だからこそ、闘いを他者に委ねる者はうとまれる。


『委ねるのは得意だろう? 逃げても誰も君を責めはしない。 理を死守している君の役割など理解しないだろうからな』


理を死守。

確かにそうかもしれない。

 時が止まっているような、時々、静止画像をみているような錯覚。

 殺されかねない危機的状況であるのに私はこの女が哀れに思えた。

 片膝をついたままの姿勢で、じっとその姿を眺める。

 濃紺、いや紫色の大袖、内衣は緋色。裳をはいており、金色のそえひもで結んでいる。奈良時代にでもタイムスリップしたような気分になる。

 大袖を身に纏っていながらこの俊敏な動きはやはり格上だと思わせる。

 闘うための装束ではないことを知っているのは、これが宗像の代替わりで着用する礼装にうり二つだからだ。桁違いのポテンシャルを持っているに違いない。
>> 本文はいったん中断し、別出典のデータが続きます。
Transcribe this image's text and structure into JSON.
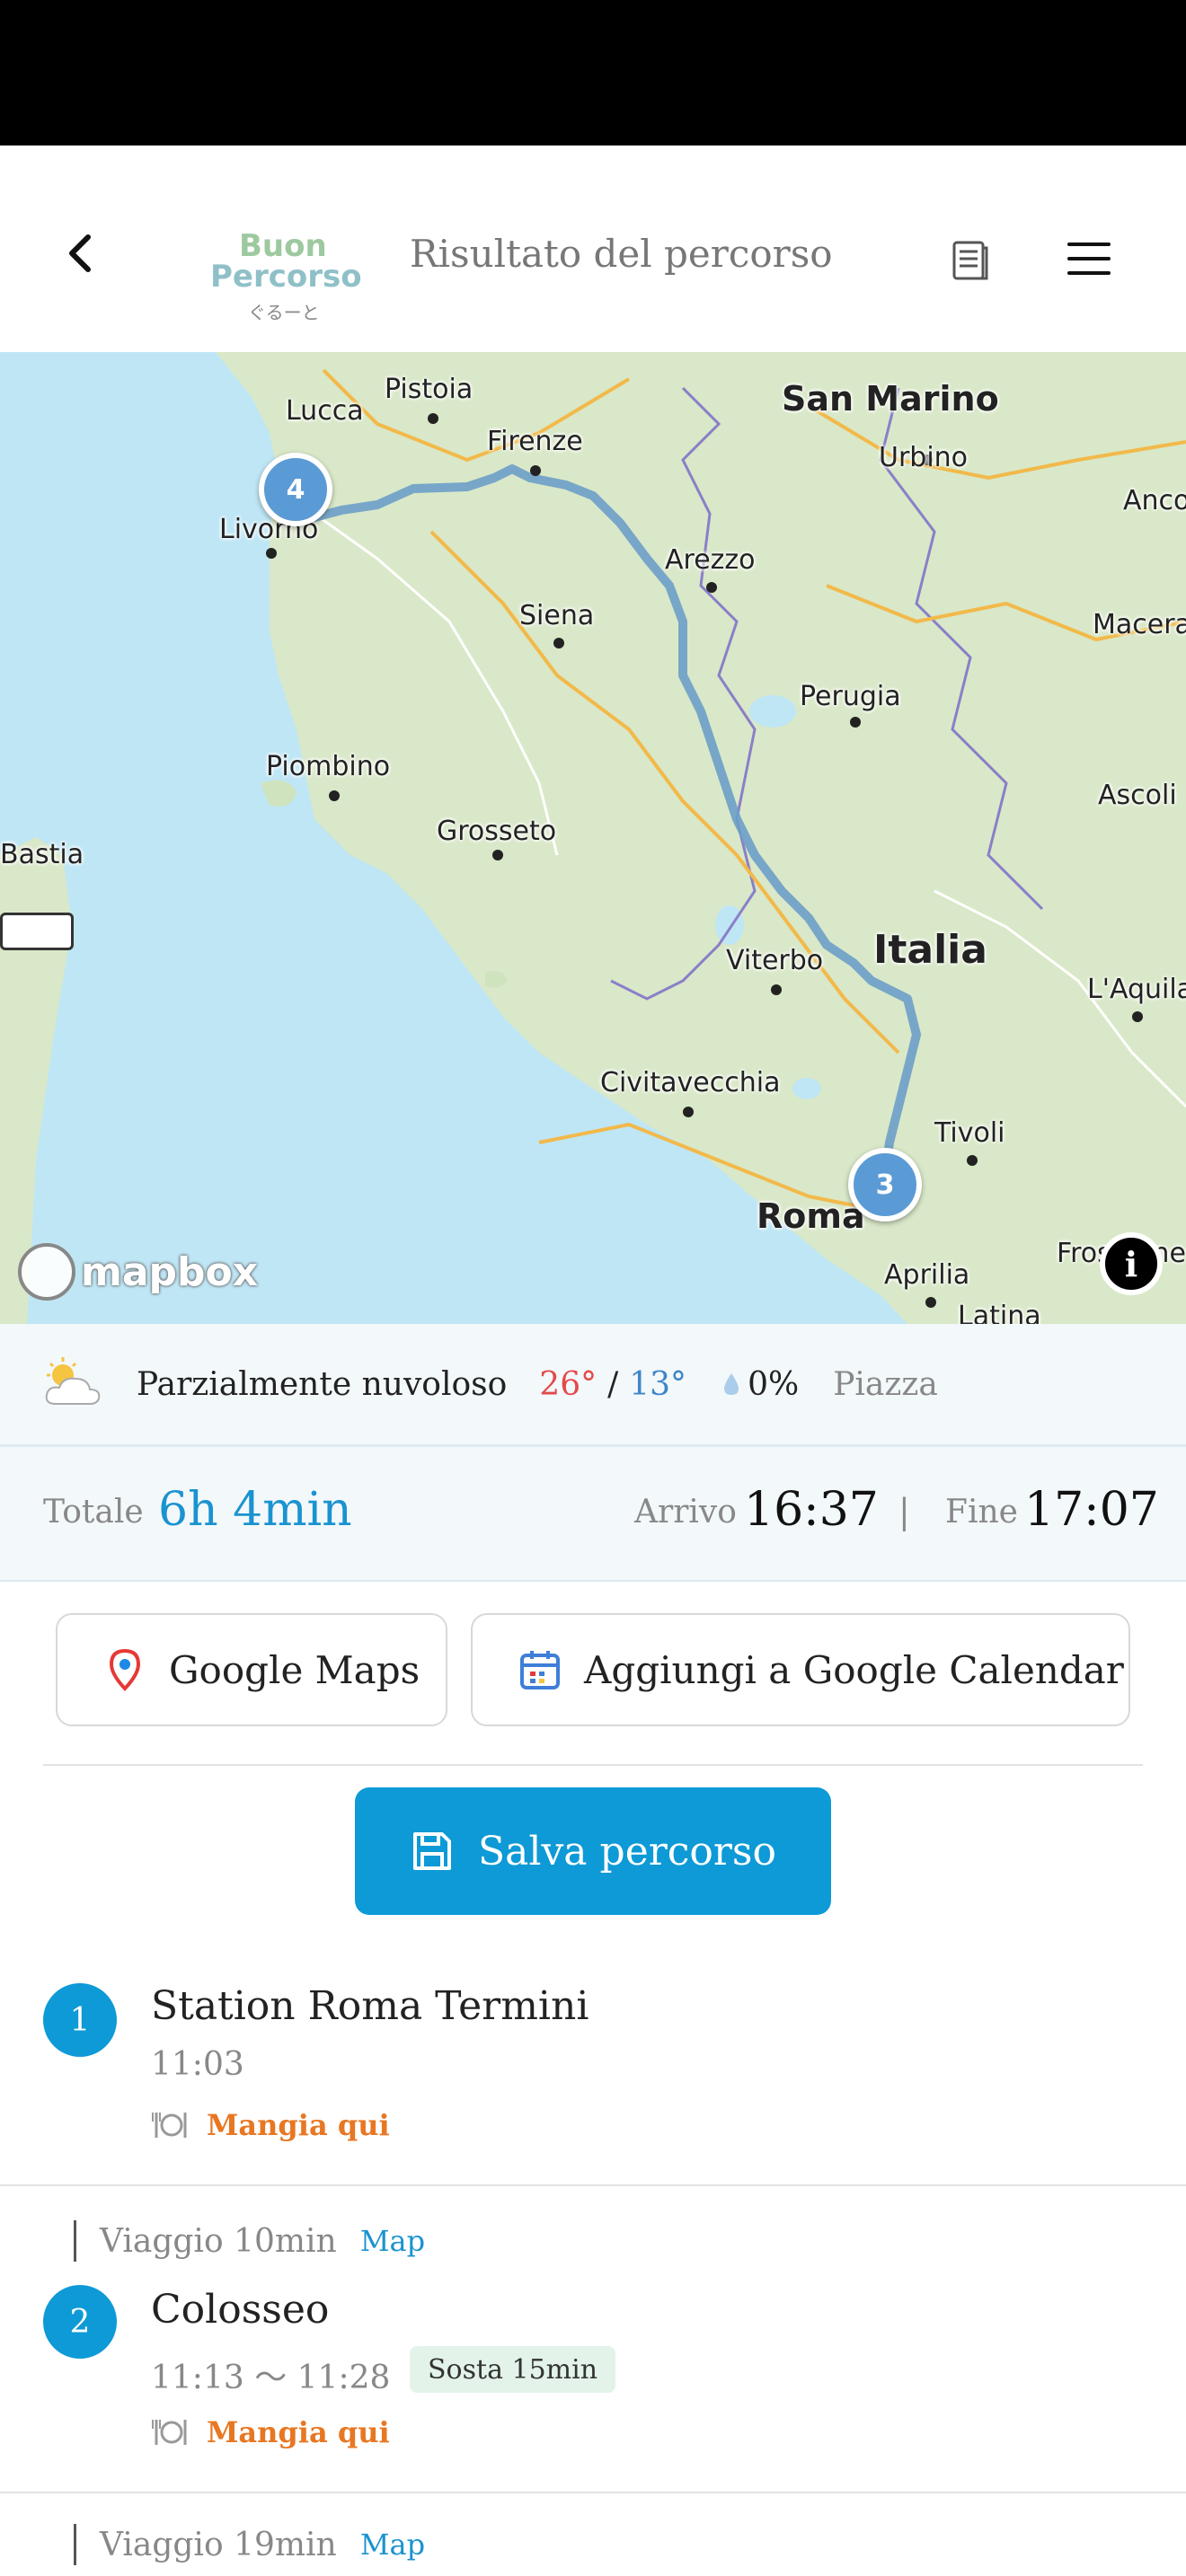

だが、罰則を受けた者が穢れ知らずである『私』に何が出来るというんだ。真の意味で手出しはできないはず。


『何ができるのか?』


 女が私の心の中の言葉を口にする。


『試してみようか? 咎人が穢れ知らずに何ができるか』


 女が指先を歯できずつけるそぶりをみせた。

 とっさにそれを止めるべく、私は無謀にもその懐に飛び込んでいた。

 衣の裾をふみ、女の反応をわずかに遅らせる。

 だが、バランスを崩すこともなく女は私の首に手を伸ばした。 

 殺られると思わず身をすくめ、すぐ横に飛びすさった。


『こいつにだけは血を使わせちゃ駄目だ』


 あざ笑うように女は言葉を投げつけてくる。

 思考を完全に読み切られている。

 にたりと奇妙なまでに笑んだ。

 怖いと思い振り払った手の先が彼女の頬にわずかに触れた。

 爪の先についていた私の血液がその頬を汚した直後、その顔の皮膚が焼けただれたように見えた。
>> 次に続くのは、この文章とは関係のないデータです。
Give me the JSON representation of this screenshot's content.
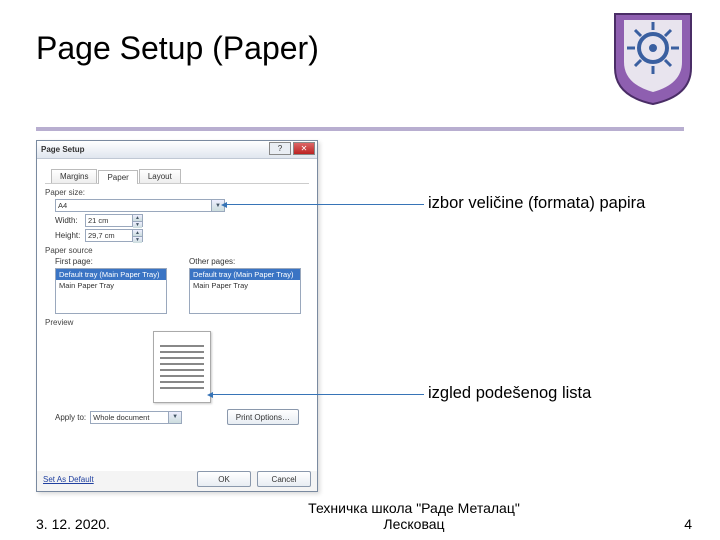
{
  "title": "Page Setup (Paper)",
  "dialog": {
    "caption": "Page Setup",
    "tabs": {
      "margins": "Margins",
      "paper": "Paper",
      "layout": "Layout"
    },
    "paper_size_label": "Paper size:",
    "paper_size_value": "A4",
    "width_label": "Width:",
    "width_value": "21 cm",
    "height_label": "Height:",
    "height_value": "29,7 cm",
    "paper_source_label": "Paper source",
    "first_page_label": "First page:",
    "other_pages_label": "Other pages:",
    "tray_items": [
      "Default tray (Main Paper Tray)",
      "Main Paper Tray"
    ],
    "preview_label": "Preview",
    "apply_to_label": "Apply to:",
    "apply_to_value": "Whole document",
    "print_options": "Print Options…",
    "set_default": "Set As Default",
    "ok": "OK",
    "cancel": "Cancel"
  },
  "annotations": {
    "size": "izbor veličine (formata) papira",
    "preview": "izgled podešenog lista"
  },
  "footer": {
    "date": "3. 12. 2020.",
    "school_line1": "Техничка школа \"Раде Металац\"",
    "school_line2": "Лесковац",
    "page": "4"
  }
}
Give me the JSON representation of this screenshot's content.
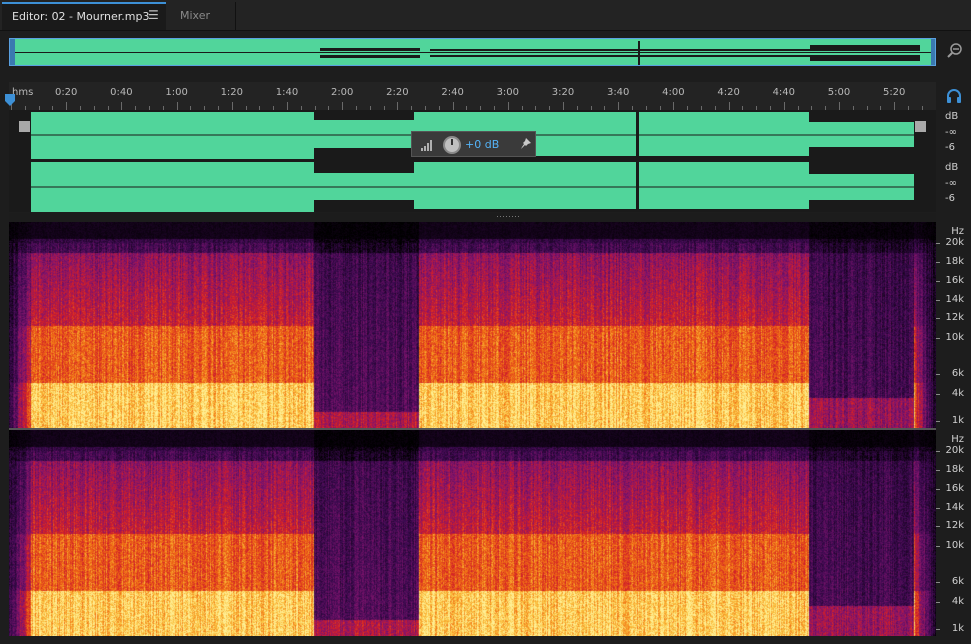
{
  "tabs": {
    "editor_label": "Editor: 02 - Mourner.mp3",
    "menu_glyph": "☰",
    "mixer_label": "Mixer"
  },
  "ruler": {
    "unit": "hms",
    "ticks": [
      "0:20",
      "0:40",
      "1:00",
      "1:20",
      "1:40",
      "2:00",
      "2:20",
      "2:40",
      "3:00",
      "3:20",
      "3:40",
      "4:00",
      "4:20",
      "4:40",
      "5:00",
      "5:20"
    ]
  },
  "hud": {
    "gain": "+0 dB"
  },
  "waveform_scale": {
    "top": [
      "dB",
      "-∞",
      "-6"
    ],
    "bottom": [
      "dB",
      "-∞",
      "-6"
    ]
  },
  "spectral_scale": {
    "unit": "Hz",
    "labels": [
      "20k",
      "18k",
      "16k",
      "14k",
      "12k",
      "10k",
      "6k",
      "4k",
      "1k"
    ]
  },
  "colors": {
    "waveform": "#51d59b",
    "accent": "#54b3f7",
    "selection": "#5aa0e0"
  },
  "icons": {
    "zoom": "zoom-out-icon",
    "headphones": "headphones-icon",
    "playhead": "playhead-icon",
    "hud_meter": "level-meter-icon",
    "hud_knob": "gain-knob-icon",
    "hud_pin": "pin-icon"
  }
}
 それが錯覚でないことを自覚したのはその数秒後だった。

 美しい白磁の肌がマシュマロの溶け落ちるようにそげ落ちていく。

 顔の半分がその骨となった所で、私ははっとした。

 逃げ切れる、そう直感した。

 だが、立ち上がろうとして、胸に差し込むような痛みが走り、私はもう一度、その場に転がった。

 尋常ではない痛みが再燃し、うめき声をあげるしかできない。

 恐ろしいほどの冷や汗が噴き出し、鼓動がはっきりと聞こえる。

 気を抜けば、私は私を忘れてしまう。

 とっさに腕に己の歯を立てた。

 痛みが私の意志を必死に支えてくれる。


『お前のような梅をみると殺してやらねばと強く思うのだよ』


 女が再度距離を詰めてくる。

 渾身の力を込めて、上半身を起こした。下半身を引きずるようにして立ち上がろうと歯を食いしばる。

 もう少しというところで、私の身体が地面に倒され、女がその上に馬乗りになった。

 腐臭がする。

 首を締め付けてくる腕をほどこうと力を入れた先から女の腕が骨に返っていく。

 ぽとり、ぽとりと何かが私の頬に落ちた。

 それは血の涙だ。それはまだあたたかい。

 首を力一杯しめつけられているのに、私は時が止まってしまったように苦しみも痛みもなく、ただ女の顔を見上げた。


『君が器だと世界は言うのだろう。 獣をそばに置きながら、それでもまだ自由でもいられると信じているのだろう』


 狂気の表情で、女はそう言った。


『すべては過ちでしかないのに』


 首の拘束をはずし、抗うのが正解に違いないのに、私の両腕はそれを諦め、かわりに女の頬へ手を伸ばしていた。

 あの悪魔と容姿は瓜二つ。

 でもこの目の前の女は私の父を襲った女とは違う。そんな気がした。

 執着を手放し、解放されれば良いのに、この女は妄執に支配され、念だけでここに残っている。梅など知らんと顔を背ければ良いと、もう闘うのはよせと私はこの女に言いたくなった。


『いつもいつも悲しむのはあの人だけだ……』

 

 わずかに女の腕の力が緩んだ。

 その瞬間、馬乗りになっていた女の身体が横風に煽られたように私の上からと取り除かれた。


「阿呆! 同情なんかするな!」


 どこかで聞き覚えのある若い男の声がした。